As somewhere up the thread, you can fix that before you combine that microphone signal with the rest of the show and all these problems will vanish. Or you can correct the adapter and not make this damaged track in the first place. This is such an adapter that I made. Note the little metal ring on the 1/8" plug is missing. This is a TS, tip and sleeve, no ring.
That illustration also publishes the special wiring for this adapter should you wish to make your own.
You can also do this with normally available parts, cables and adapters. A guitar amplifier microphone cable gets really close. It converts the SM-58 to a Tip / Sleeve 1/4" plug (not 1/8" plug).

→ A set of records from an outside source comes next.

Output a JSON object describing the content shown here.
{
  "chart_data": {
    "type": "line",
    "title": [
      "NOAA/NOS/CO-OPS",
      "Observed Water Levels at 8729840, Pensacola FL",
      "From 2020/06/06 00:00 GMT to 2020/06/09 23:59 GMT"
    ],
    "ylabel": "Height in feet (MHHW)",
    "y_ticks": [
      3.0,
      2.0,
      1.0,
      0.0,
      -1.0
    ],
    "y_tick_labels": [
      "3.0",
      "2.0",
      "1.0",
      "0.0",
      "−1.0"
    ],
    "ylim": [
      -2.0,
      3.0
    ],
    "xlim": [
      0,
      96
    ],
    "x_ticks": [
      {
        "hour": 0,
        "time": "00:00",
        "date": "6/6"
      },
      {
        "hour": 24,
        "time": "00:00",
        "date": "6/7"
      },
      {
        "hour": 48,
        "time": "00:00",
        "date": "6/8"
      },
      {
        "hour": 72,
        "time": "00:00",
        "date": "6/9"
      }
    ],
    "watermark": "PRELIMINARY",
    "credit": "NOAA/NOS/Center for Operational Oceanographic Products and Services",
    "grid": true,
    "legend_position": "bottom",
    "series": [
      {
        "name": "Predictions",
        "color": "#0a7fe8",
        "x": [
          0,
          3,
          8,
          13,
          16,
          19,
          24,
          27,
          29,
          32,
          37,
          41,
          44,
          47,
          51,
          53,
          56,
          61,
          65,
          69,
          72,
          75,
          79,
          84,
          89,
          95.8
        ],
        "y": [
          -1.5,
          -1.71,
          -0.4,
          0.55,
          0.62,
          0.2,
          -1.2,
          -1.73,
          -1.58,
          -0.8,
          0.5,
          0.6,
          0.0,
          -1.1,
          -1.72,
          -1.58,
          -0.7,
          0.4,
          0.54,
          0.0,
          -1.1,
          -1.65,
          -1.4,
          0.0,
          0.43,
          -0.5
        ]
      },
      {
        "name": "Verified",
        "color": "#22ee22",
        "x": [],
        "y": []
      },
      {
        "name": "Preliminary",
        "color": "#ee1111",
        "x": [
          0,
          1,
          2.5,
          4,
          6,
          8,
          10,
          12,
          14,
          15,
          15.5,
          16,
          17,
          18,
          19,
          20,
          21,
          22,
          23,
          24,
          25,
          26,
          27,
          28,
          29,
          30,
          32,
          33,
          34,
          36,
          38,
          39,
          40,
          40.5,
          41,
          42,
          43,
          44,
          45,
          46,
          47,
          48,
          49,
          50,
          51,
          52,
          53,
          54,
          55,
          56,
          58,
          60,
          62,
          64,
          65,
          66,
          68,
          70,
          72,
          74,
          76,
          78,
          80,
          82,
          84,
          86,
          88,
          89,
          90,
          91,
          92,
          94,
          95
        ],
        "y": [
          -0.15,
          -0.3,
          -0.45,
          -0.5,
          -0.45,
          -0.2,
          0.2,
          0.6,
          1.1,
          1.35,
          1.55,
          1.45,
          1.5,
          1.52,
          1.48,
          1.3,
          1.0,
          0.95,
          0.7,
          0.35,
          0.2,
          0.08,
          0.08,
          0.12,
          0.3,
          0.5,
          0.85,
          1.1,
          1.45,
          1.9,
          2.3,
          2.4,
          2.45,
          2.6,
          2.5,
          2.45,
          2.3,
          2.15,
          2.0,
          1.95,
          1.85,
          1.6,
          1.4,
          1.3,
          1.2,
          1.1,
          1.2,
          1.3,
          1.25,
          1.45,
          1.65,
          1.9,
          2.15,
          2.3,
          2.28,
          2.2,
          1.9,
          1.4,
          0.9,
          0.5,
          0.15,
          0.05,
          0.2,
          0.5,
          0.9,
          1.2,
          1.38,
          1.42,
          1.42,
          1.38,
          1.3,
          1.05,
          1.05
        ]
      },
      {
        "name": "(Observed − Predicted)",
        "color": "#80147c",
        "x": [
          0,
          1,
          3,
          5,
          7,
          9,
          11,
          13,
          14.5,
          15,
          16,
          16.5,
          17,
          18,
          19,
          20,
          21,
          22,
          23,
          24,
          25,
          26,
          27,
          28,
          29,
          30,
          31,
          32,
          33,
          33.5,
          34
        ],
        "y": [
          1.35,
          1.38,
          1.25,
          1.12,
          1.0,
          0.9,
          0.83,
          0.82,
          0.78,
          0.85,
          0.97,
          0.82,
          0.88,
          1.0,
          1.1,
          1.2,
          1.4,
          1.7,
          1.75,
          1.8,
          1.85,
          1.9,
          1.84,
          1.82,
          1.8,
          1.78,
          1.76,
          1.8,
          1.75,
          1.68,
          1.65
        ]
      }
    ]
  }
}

When you use this thing, you have to know that all the stress of the rest of the cable and adapter is resting on that one little 1/8" plug, so put a book on it or stabilize it somehow so it doesn’t move around.
It’s going to record mono this time so you’ll only get one sound channel, not one good one and one damaged one. You can record it as actual Mono which will play to both speakers in a music system, or you can duplicate that one channel and force it to be stereo.